Oh and PC ARE affordable, it's just that a lot of people are put off because they're intimidated.
If you buy a gaming PC, yes it costs more than a console but the games are cheaper and you have access to the cheap as chips indie scene. Console gamers have become too accustomed to managing their costs by using trade-ins and second-hands. Stop it: you fail to value games properly. Either a few smart console players made angry criticism or Sony, Microsoft and Nintendo were sniffing something because the latest consoles have some backward compatibility with the previous generation, making a healthy game collection still worthwhile. But the PC gets this anyway; almost everything is backward compatible and a few bright sparks that saw the demand for even more backward comparability from nostalgic players have rushed to meet it. A PC lasts an extremely long time.
I used to be a Sega guy; that's a Master System, Mega Drive(Genesis), Saturn and Dreamcast between 1986 and 1999, not that I owned them all. Nintendo guys had the NES, SNES, N64, Gamecube and Wii between 1986 and 2006. Sony has gone through three Playstations in fifteen-ish years and Microsoft brought the 360 out five minutes after the first Xbox. This is roughly a new console every 4-5 years. A completely new one. Most of them make the software for the previous versions obsolete but console gamers have at least wrangled some backward compatibility for themselves. I've had my current PC for three years, it cost £600 and a few months ago I stuck a new video card in it to keep it up to date and a bit more memory, now it's good for at least three more years. Even then I might have the opportunity of picking up a better processor that fits my socket at a low price and that will add another year or two because since multiple-core processors came along the increase in required specs hasn't jumped much. A slow quad-core can keep up with a fast dual or triple-core simply because it has those extra cores and to really task them means putting more in a game, which means spending more on the game and that isn't rising enough to keep up with Moore's Law.

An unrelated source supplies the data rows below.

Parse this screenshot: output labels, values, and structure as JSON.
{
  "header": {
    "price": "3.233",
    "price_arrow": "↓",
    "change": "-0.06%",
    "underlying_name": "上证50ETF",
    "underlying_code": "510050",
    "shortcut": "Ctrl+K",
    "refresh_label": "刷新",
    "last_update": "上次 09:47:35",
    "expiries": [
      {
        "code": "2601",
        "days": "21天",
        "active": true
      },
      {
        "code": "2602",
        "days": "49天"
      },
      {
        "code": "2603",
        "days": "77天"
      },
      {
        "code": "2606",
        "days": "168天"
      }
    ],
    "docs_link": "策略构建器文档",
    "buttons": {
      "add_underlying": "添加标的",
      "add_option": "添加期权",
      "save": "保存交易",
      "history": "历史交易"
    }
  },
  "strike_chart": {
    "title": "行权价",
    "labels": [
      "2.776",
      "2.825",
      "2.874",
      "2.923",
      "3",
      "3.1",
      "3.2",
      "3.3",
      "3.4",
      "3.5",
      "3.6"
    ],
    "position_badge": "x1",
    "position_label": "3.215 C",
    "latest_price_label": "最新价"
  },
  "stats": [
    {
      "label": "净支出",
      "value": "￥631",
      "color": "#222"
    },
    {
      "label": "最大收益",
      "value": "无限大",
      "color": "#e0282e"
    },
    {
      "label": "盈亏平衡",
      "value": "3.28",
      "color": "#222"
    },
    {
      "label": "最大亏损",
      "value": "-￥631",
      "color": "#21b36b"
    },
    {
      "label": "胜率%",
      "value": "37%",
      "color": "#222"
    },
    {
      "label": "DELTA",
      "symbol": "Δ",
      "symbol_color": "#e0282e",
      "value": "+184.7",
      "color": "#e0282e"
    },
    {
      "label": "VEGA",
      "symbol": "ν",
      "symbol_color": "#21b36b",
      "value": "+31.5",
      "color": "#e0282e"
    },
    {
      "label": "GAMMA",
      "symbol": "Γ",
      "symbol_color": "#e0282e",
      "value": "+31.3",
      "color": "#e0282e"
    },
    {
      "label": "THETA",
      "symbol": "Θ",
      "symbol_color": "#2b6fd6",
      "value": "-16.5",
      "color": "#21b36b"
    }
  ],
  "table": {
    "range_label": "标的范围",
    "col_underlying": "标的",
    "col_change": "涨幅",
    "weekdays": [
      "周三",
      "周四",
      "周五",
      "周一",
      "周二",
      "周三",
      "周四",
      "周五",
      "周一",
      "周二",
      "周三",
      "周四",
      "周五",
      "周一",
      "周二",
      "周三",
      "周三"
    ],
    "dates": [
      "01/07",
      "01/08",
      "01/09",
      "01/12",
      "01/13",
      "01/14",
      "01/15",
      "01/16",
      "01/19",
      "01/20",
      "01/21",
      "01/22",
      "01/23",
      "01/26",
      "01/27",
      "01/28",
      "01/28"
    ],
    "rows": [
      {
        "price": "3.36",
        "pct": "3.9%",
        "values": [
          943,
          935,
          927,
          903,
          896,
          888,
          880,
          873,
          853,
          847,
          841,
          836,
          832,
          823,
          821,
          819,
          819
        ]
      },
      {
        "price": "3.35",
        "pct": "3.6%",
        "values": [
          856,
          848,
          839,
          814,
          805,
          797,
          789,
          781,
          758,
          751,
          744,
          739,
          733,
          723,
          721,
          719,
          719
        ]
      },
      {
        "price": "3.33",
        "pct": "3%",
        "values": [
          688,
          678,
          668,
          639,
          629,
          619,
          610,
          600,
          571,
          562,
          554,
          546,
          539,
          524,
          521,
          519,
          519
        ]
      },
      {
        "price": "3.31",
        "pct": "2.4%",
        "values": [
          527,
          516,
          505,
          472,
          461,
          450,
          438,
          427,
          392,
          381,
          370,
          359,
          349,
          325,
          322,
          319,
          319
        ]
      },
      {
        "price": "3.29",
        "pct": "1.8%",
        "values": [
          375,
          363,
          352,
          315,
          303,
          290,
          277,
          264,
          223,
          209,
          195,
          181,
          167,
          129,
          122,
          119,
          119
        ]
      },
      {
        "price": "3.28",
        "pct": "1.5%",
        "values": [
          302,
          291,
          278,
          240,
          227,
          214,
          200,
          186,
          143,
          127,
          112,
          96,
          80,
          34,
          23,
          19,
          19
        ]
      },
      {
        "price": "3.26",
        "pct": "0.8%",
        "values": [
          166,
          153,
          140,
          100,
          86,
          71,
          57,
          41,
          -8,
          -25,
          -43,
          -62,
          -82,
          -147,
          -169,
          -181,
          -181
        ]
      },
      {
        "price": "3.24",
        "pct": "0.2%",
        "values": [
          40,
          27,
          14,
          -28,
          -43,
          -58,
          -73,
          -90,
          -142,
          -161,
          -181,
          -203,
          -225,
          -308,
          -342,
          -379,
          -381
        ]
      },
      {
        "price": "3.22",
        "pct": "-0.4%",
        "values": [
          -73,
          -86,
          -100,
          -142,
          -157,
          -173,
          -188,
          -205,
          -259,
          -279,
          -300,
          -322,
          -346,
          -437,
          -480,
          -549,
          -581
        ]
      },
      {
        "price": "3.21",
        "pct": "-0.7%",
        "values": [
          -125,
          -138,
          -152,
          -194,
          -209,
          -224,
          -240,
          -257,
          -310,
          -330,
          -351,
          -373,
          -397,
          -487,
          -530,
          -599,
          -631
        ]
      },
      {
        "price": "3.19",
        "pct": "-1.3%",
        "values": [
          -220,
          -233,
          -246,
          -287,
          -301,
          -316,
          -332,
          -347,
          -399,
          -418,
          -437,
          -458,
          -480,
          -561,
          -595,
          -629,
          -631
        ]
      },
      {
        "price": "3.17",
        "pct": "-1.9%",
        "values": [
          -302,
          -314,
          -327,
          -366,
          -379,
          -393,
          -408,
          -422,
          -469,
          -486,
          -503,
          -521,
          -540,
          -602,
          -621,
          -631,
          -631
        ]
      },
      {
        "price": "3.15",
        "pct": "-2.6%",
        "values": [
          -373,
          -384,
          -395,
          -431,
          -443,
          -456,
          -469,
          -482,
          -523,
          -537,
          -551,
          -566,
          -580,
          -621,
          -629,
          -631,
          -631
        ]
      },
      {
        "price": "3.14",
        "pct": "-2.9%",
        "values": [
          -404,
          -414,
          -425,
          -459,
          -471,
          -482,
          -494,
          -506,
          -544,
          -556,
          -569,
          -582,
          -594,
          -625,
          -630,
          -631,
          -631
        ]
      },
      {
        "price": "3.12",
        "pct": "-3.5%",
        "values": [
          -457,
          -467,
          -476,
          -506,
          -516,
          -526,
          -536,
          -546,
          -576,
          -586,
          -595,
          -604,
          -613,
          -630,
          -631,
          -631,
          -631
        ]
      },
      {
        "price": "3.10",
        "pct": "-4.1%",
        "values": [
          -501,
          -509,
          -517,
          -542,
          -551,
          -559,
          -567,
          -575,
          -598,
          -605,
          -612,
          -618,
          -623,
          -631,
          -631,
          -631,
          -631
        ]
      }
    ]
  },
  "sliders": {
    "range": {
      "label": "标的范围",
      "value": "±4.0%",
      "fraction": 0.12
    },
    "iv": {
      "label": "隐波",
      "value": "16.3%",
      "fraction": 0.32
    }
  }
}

I have had two PCs in twelve years, I'm up on the generational frequency over consoles by at least one. But I'm also getting cheaper games, £20 less than consoles since the days of Thief 2. Over a decade keeping up with consoles may cost you over £1000(or your currency equivalent), but so will a PC. The main deterrent for most people I think is the initial front-end cost. Getting the most out of a PC requires learning about it and then being pro-active in getting value for money: it's not just good luck that the major PC-native developers Valve, Blizzard and Stardock go way beyond the extra mile in terms of service.